Copenhague : Appel à la Conférence mondiale d’inclure 300 millions de femmes exclues

May 12 2016

Copenhague : Appel à la Conférence mondiale d’inclure 300 millions de femmes exclues


COPENHAGUE, mai 2016. Lorsque les dirigeants et les militants du monde entier se réunissent à Copenhague la semaine prochaine pour se concentrer sur la santé et les droits humains des filles et des femmes, leurs discussions doivent inclure deux grands groupes qui souffrent d’exclusion sociale extrême et de marginalisation, rappellent le Groupe de travail international des Affaires autochtones (IWGIA) et le Réseau international de solidarité Dalit (IDSN), tous deux basés à Copenhague (Danemark).
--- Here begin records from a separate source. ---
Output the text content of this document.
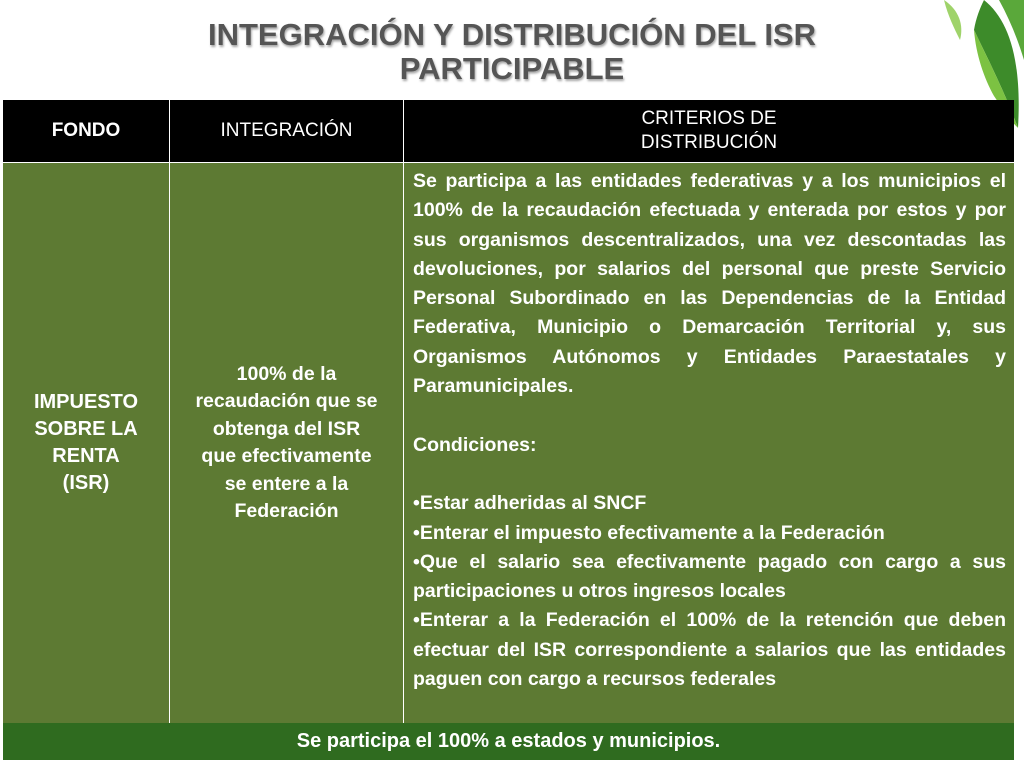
INTEGRACIÓN Y DISTRIBUCIÓN DEL ISR
PARTICIPABLE
FONDO	INTEGRACIÓN
CRITERIOS DE
DISTRIBUCIÓN
IMPUESTO
SOBRE LA
RENTA
(ISR)
100% de la
recaudación que se
obtenga del ISR
que efectivamente
se entere a la
Federación

Se participa a las entidades federativas y a los municipios el 100% de la recaudación efectuada y enterada por estos y por sus organismos descentralizados, una vez descontadas las devoluciones, por salarios del personal que preste Servicio Personal Subordinado en las Dependencias de la Entidad Federativa, Municipio o Demarcación Territorial y, sus Organismos Autónomos y Entidades Paraestatales y Paramunicipales.

Condiciones:

•Estar adheridas al SNCF

•Enterar el impuesto efectivamente a la Federación

•Que el salario sea efectivamente pagado con cargo a sus participaciones u otros ingresos locales

•Enterar a la Federación el 100% de la retención que deben efectuar del ISR correspondiente a salarios que las entidades paguen con cargo a recursos federales

Se participa el 100% a estados y municipios.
Les deux organisations sont engagées à s’attaquer aux problèmes respectifs des populations autochtones et des personnes soumises à la discrimination de caste. Ensemble, ces groupes constituent plus de 300 millions de femmes et de filles, soumises à de multiples formes de discrimination en matière d’égalité, de pauvreté, de faible statut social et – dans le cas des dalits – de caste. « Nous exhortons les participants à la conférence Women Deliver pour aborder les questions des femmes dalits et autochtones. Nous vous implorons d’inclure ces femmes exclues, et d’éviter de marginaliser les marginalisées davantage encore. Il y a un grand espoir dans la force et le potentiel de ce rassemblement mondial, et nous appelons les participants à rechercher des partenariats avec des centaines de millions de femmes qui souffrent de graves violations de leurs droits les plus fondamentaux et qui sont souvent contraintes de vivre en bas de l’échelle de leurs sociétés », signalent les deux organisations.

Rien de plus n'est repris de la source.